Participants in white laboratory coats are guided through exercises and tasks by facilitators in coloured coats. PHOTO: KONG CHONG YEW

REVIEW / THEATRE

I Am LGB

The LGB Society Of Mind Singapore International Festival Of Arts

72-13/ Thursday

I Am LGB is complex, clever and disarmingly charming. It is a work of performance art staggering in its scope, requiring participation from about 100 ticketholders at a time.

The four-hour experience is similar to the Real Escape series of games popular in Singapore, in which participants enter a space and can exit it only after solving a series of tests and puzzles. Participants are guided through these by an array of facilitators, as well as the creating artists.

In the Real Escape series, the point of the activity is competition and being the quickest to solve word problems. I Am LGB starts off the same, but in the end, requires more self-reflection and less skill at maths. Earlier activities are set up to encourage cooperation and also sympathy for faceless government, which must impose order on chaos. As the evening proceeds, groups are decimated and individual thinking is emphasised.

All the while, videos boom in the background, bringing in the voice of fictional artist Lan Gen Bah, whose mother was said to have created the slavish group-think model used by Mao Zedong during the Cultural Revolution in China.

Lan Gen Bah is the creation of American performance artist and academic Ray Langenbach, whose work is critical to the development of I Am LGB. For those in the know, the evening is peppered with references to those who defined the trajectory of performance art here, including Josef Ng, Lucy Davis and Lee Weng Choy.

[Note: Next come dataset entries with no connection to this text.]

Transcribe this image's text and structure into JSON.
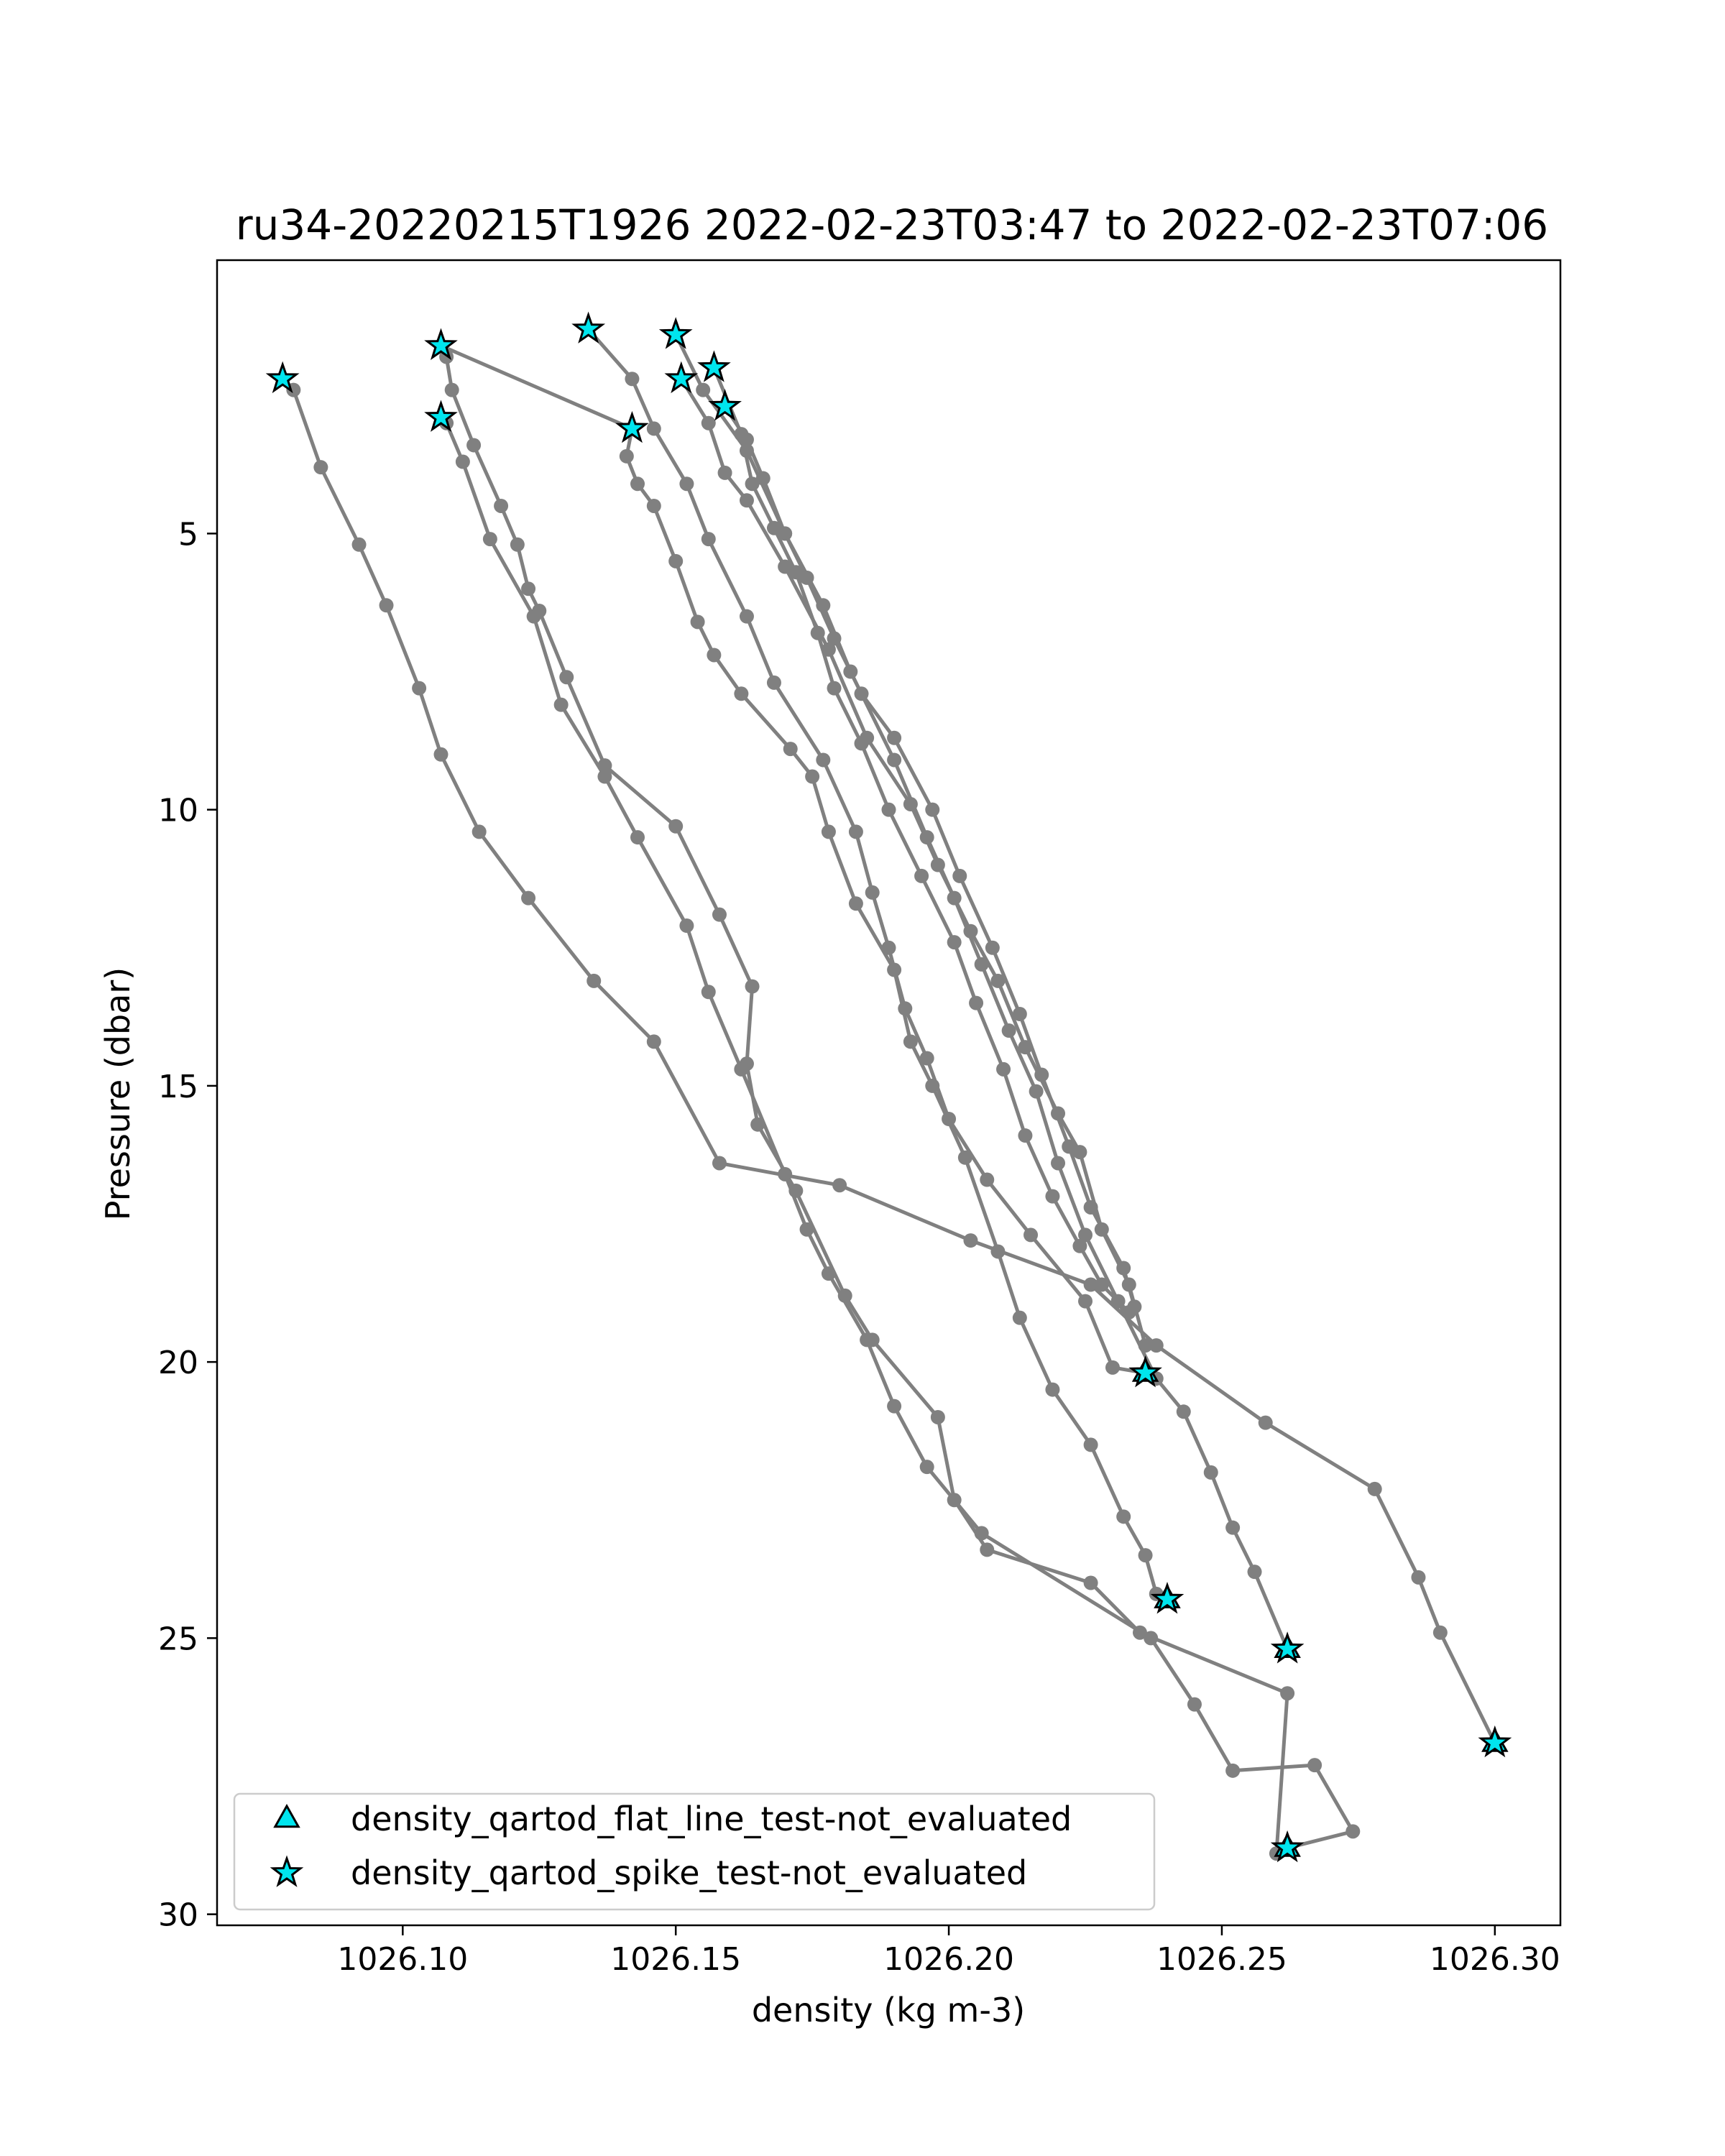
{
  "chart_data": {
    "type": "scatter",
    "title": "ru34-20220215T1926 2022-02-23T03:47 to 2022-02-23T07:06",
    "xlabel": "density (kg m-3)",
    "ylabel": "Pressure (dbar)",
    "xlim": [
      1026.066,
      1026.312
    ],
    "ylim": [
      30.2,
      0.05
    ],
    "y_inverted": true,
    "xticks": [
      1026.1,
      1026.15,
      1026.2,
      1026.25,
      1026.3
    ],
    "xtick_labels": [
      "1026.10",
      "1026.15",
      "1026.20",
      "1026.25",
      "1026.30"
    ],
    "yticks": [
      5,
      10,
      15,
      20,
      25,
      30
    ],
    "ytick_labels": [
      "5",
      "10",
      "15",
      "20",
      "25",
      "30"
    ],
    "grid": false,
    "legend_position": "lower-left",
    "profile_color": "#808080",
    "marker_fill": "#00E5EE",
    "series": [
      {
        "points": [
          [
            1026.078,
            2.2
          ],
          [
            1026.08,
            2.4
          ],
          [
            1026.085,
            3.8
          ],
          [
            1026.092,
            5.2
          ],
          [
            1026.097,
            6.3
          ],
          [
            1026.103,
            7.8
          ],
          [
            1026.107,
            9.0
          ],
          [
            1026.114,
            10.4
          ],
          [
            1026.123,
            11.6
          ],
          [
            1026.135,
            13.1
          ],
          [
            1026.146,
            14.2
          ],
          [
            1026.158,
            16.4
          ],
          [
            1026.18,
            16.8
          ],
          [
            1026.204,
            17.8
          ],
          [
            1026.226,
            18.6
          ],
          [
            1026.238,
            19.7
          ],
          [
            1026.258,
            21.1
          ],
          [
            1026.278,
            22.3
          ],
          [
            1026.286,
            23.9
          ],
          [
            1026.29,
            24.9
          ],
          [
            1026.3,
            26.9
          ]
        ]
      },
      {
        "points": [
          [
            1026.107,
            1.6
          ],
          [
            1026.108,
            1.8
          ],
          [
            1026.109,
            2.4
          ],
          [
            1026.113,
            3.4
          ],
          [
            1026.118,
            4.5
          ],
          [
            1026.121,
            5.2
          ],
          [
            1026.123,
            6.0
          ],
          [
            1026.125,
            6.4
          ],
          [
            1026.13,
            7.6
          ],
          [
            1026.137,
            9.2
          ],
          [
            1026.15,
            10.3
          ],
          [
            1026.158,
            11.9
          ],
          [
            1026.164,
            13.2
          ],
          [
            1026.163,
            14.6
          ],
          [
            1026.165,
            15.7
          ],
          [
            1026.172,
            16.9
          ],
          [
            1026.181,
            18.8
          ],
          [
            1026.186,
            19.6
          ],
          [
            1026.198,
            21.0
          ],
          [
            1026.201,
            22.5
          ],
          [
            1026.207,
            23.4
          ],
          [
            1026.226,
            24.0
          ],
          [
            1026.235,
            24.9
          ],
          [
            1026.262,
            26.0
          ],
          [
            1026.26,
            28.9
          ]
        ]
      },
      {
        "points": [
          [
            1026.107,
            2.9
          ],
          [
            1026.108,
            3.0
          ],
          [
            1026.111,
            3.7
          ],
          [
            1026.116,
            5.1
          ],
          [
            1026.124,
            6.5
          ],
          [
            1026.129,
            8.1
          ],
          [
            1026.137,
            9.4
          ],
          [
            1026.143,
            10.5
          ],
          [
            1026.152,
            12.1
          ],
          [
            1026.156,
            13.3
          ],
          [
            1026.162,
            14.7
          ],
          [
            1026.17,
            16.6
          ],
          [
            1026.174,
            17.6
          ],
          [
            1026.178,
            18.4
          ],
          [
            1026.185,
            19.6
          ],
          [
            1026.19,
            20.8
          ],
          [
            1026.196,
            21.9
          ],
          [
            1026.206,
            23.1
          ],
          [
            1026.237,
            25.0
          ],
          [
            1026.245,
            26.2
          ],
          [
            1026.252,
            27.4
          ],
          [
            1026.267,
            27.3
          ],
          [
            1026.274,
            28.5
          ],
          [
            1026.262,
            28.8
          ]
        ]
      },
      {
        "points": [
          [
            1026.107,
            1.6
          ],
          [
            1026.142,
            3.1
          ],
          [
            1026.141,
            3.6
          ],
          [
            1026.143,
            4.1
          ],
          [
            1026.146,
            4.5
          ],
          [
            1026.15,
            5.5
          ],
          [
            1026.154,
            6.6
          ],
          [
            1026.157,
            7.2
          ],
          [
            1026.162,
            7.9
          ],
          [
            1026.171,
            8.9
          ],
          [
            1026.175,
            9.4
          ],
          [
            1026.178,
            10.4
          ],
          [
            1026.183,
            11.7
          ],
          [
            1026.19,
            12.9
          ],
          [
            1026.193,
            14.2
          ],
          [
            1026.197,
            15.0
          ],
          [
            1026.203,
            16.3
          ],
          [
            1026.209,
            18.0
          ],
          [
            1026.213,
            19.2
          ],
          [
            1026.219,
            20.5
          ],
          [
            1026.226,
            21.5
          ],
          [
            1026.232,
            22.8
          ],
          [
            1026.236,
            23.5
          ],
          [
            1026.238,
            24.2
          ],
          [
            1026.24,
            24.3
          ]
        ]
      },
      {
        "points": [
          [
            1026.134,
            1.3
          ],
          [
            1026.142,
            2.2
          ],
          [
            1026.146,
            3.1
          ],
          [
            1026.152,
            4.1
          ],
          [
            1026.156,
            5.1
          ],
          [
            1026.163,
            6.5
          ],
          [
            1026.168,
            7.7
          ],
          [
            1026.177,
            9.1
          ],
          [
            1026.183,
            10.4
          ],
          [
            1026.186,
            11.5
          ],
          [
            1026.189,
            12.5
          ],
          [
            1026.192,
            13.6
          ],
          [
            1026.196,
            14.5
          ],
          [
            1026.2,
            15.6
          ],
          [
            1026.207,
            16.7
          ],
          [
            1026.215,
            17.7
          ],
          [
            1026.225,
            18.9
          ],
          [
            1026.23,
            20.1
          ],
          [
            1026.236,
            20.2
          ]
        ]
      },
      {
        "points": [
          [
            1026.15,
            1.4
          ],
          [
            1026.155,
            2.4
          ],
          [
            1026.163,
            3.5
          ],
          [
            1026.17,
            5.0
          ],
          [
            1026.177,
            6.3
          ],
          [
            1026.182,
            7.5
          ],
          [
            1026.19,
            9.1
          ],
          [
            1026.196,
            10.5
          ],
          [
            1026.201,
            11.6
          ],
          [
            1026.206,
            12.8
          ],
          [
            1026.211,
            14.0
          ],
          [
            1026.216,
            15.1
          ],
          [
            1026.22,
            16.4
          ],
          [
            1026.225,
            17.7
          ],
          [
            1026.231,
            18.9
          ],
          [
            1026.238,
            20.3
          ],
          [
            1026.243,
            20.9
          ],
          [
            1026.248,
            22.0
          ],
          [
            1026.252,
            23.0
          ],
          [
            1026.256,
            23.8
          ],
          [
            1026.262,
            25.2
          ]
        ]
      },
      {
        "points": [
          [
            1026.151,
            2.2
          ],
          [
            1026.156,
            3.0
          ],
          [
            1026.159,
            3.9
          ],
          [
            1026.163,
            4.4
          ],
          [
            1026.17,
            5.6
          ],
          [
            1026.178,
            7.1
          ],
          [
            1026.185,
            8.7
          ],
          [
            1026.193,
            9.9
          ],
          [
            1026.198,
            11.0
          ],
          [
            1026.204,
            12.2
          ],
          [
            1026.209,
            13.1
          ],
          [
            1026.214,
            14.3
          ],
          [
            1026.22,
            15.5
          ],
          [
            1026.224,
            16.2
          ],
          [
            1026.228,
            17.6
          ],
          [
            1026.233,
            18.6
          ],
          [
            1026.236,
            19.7
          ]
        ]
      },
      {
        "points": [
          [
            1026.157,
            2.0
          ],
          [
            1026.162,
            3.2
          ],
          [
            1026.164,
            4.1
          ],
          [
            1026.168,
            4.9
          ],
          [
            1026.172,
            5.7
          ],
          [
            1026.176,
            6.8
          ],
          [
            1026.179,
            7.8
          ],
          [
            1026.184,
            8.8
          ],
          [
            1026.189,
            10.0
          ],
          [
            1026.195,
            11.2
          ],
          [
            1026.201,
            12.4
          ],
          [
            1026.205,
            13.5
          ],
          [
            1026.21,
            14.7
          ],
          [
            1026.214,
            15.9
          ],
          [
            1026.219,
            17.0
          ],
          [
            1026.224,
            17.9
          ],
          [
            1026.228,
            18.6
          ],
          [
            1026.233,
            19.1
          ]
        ]
      },
      {
        "points": [
          [
            1026.159,
            2.7
          ],
          [
            1026.163,
            3.3
          ],
          [
            1026.166,
            4.0
          ],
          [
            1026.17,
            5.0
          ],
          [
            1026.174,
            5.8
          ],
          [
            1026.179,
            6.9
          ],
          [
            1026.184,
            7.9
          ],
          [
            1026.19,
            8.7
          ],
          [
            1026.197,
            10.0
          ],
          [
            1026.202,
            11.2
          ],
          [
            1026.208,
            12.5
          ],
          [
            1026.213,
            13.7
          ],
          [
            1026.217,
            14.8
          ],
          [
            1026.222,
            16.1
          ],
          [
            1026.226,
            17.2
          ],
          [
            1026.232,
            18.3
          ],
          [
            1026.234,
            19.0
          ]
        ]
      }
    ],
    "spike_markers": [
      [
        1026.078,
        2.2
      ],
      [
        1026.107,
        1.6
      ],
      [
        1026.107,
        2.9
      ],
      [
        1026.134,
        1.3
      ],
      [
        1026.15,
        1.4
      ],
      [
        1026.142,
        3.1
      ],
      [
        1026.151,
        2.2
      ],
      [
        1026.157,
        2.0
      ],
      [
        1026.159,
        2.7
      ],
      [
        1026.236,
        20.2
      ],
      [
        1026.24,
        24.3
      ],
      [
        1026.262,
        25.2
      ],
      [
        1026.262,
        28.8
      ],
      [
        1026.3,
        26.9
      ]
    ],
    "flatline_markers": [
      [
        1026.236,
        20.2
      ],
      [
        1026.24,
        24.3
      ],
      [
        1026.262,
        25.2
      ],
      [
        1026.262,
        28.8
      ],
      [
        1026.3,
        26.9
      ]
    ],
    "legend": [
      {
        "marker": "triangle",
        "label": "density_qartod_flat_line_test-not_evaluated"
      },
      {
        "marker": "star",
        "label": "density_qartod_spike_test-not_evaluated"
      }
    ]
  }
}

Nearly 23 years ago, officialdom came down heavily on performance artists, following Ng's Brother Cane piece, in which he snipped his pubic hair at a performance with his back turned to the audience. This year, I Am LGB is created with the help of and staged by Singapore's flagship arts festival.

Josef is the name adopted by Loo Zihan, the key developer of I Am LGB and an artist whose more prominent works involve restaging important moments in the history of Singapore's arts scene.

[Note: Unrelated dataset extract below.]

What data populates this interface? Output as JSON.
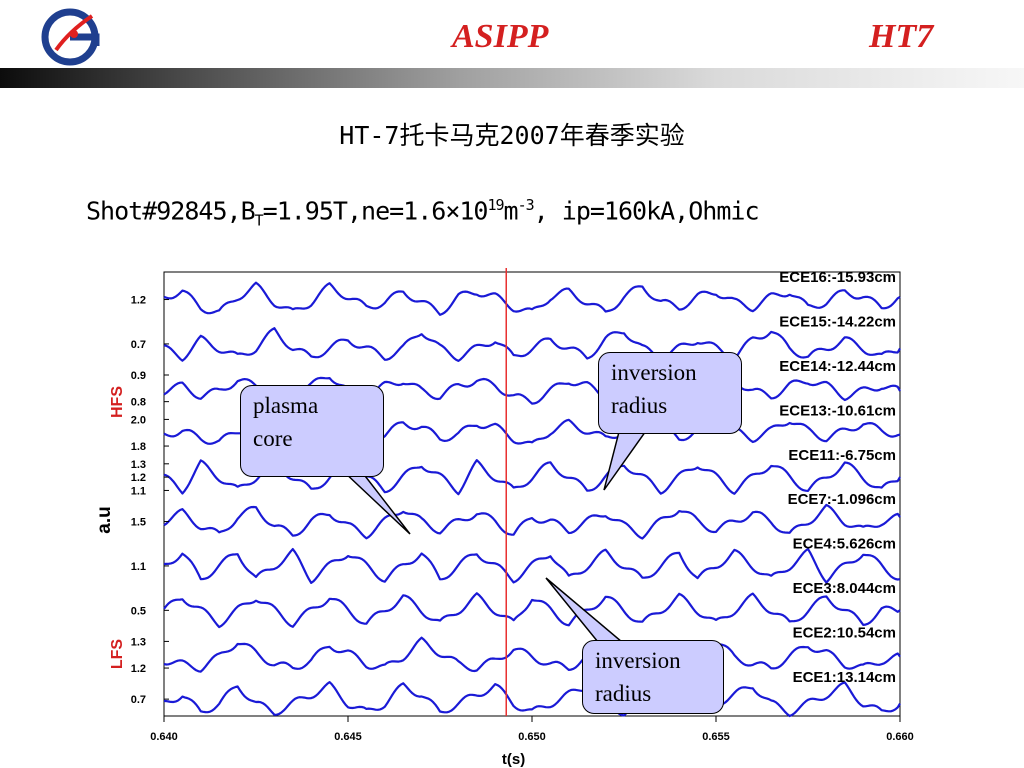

Other members of The LGB Society Of Mind, such as Bani Haykal, Lee Mun Wai and Shawn Chua, take on the monikers of other historically important performance artists and academics.

Videos, photos and replicas of their work are made available to participants at various stages. Access to these may be easy or difficult, depending on the choices made by the participants.

Through the evening, participants are guided to think and not just consume. Asked to dance, the equally clumsy find comfort in clowning around together, for example, but what if they move beyond the traditional understanding of what constitutes dance?

The evening parallels the school system in Singapore and the rest of Asia, where uniformity, obedience and good grades are emphasised. Such qualities get one through different levels, but what is the point of it all? Is escaping the room a real escape if that means missing out on an eventual payoff from the system?

I Am LGB is a stand-out example of what performance art can accomplish if allowed scope.

It leads one to consider just why Real Escape games have become so popular in Singapore.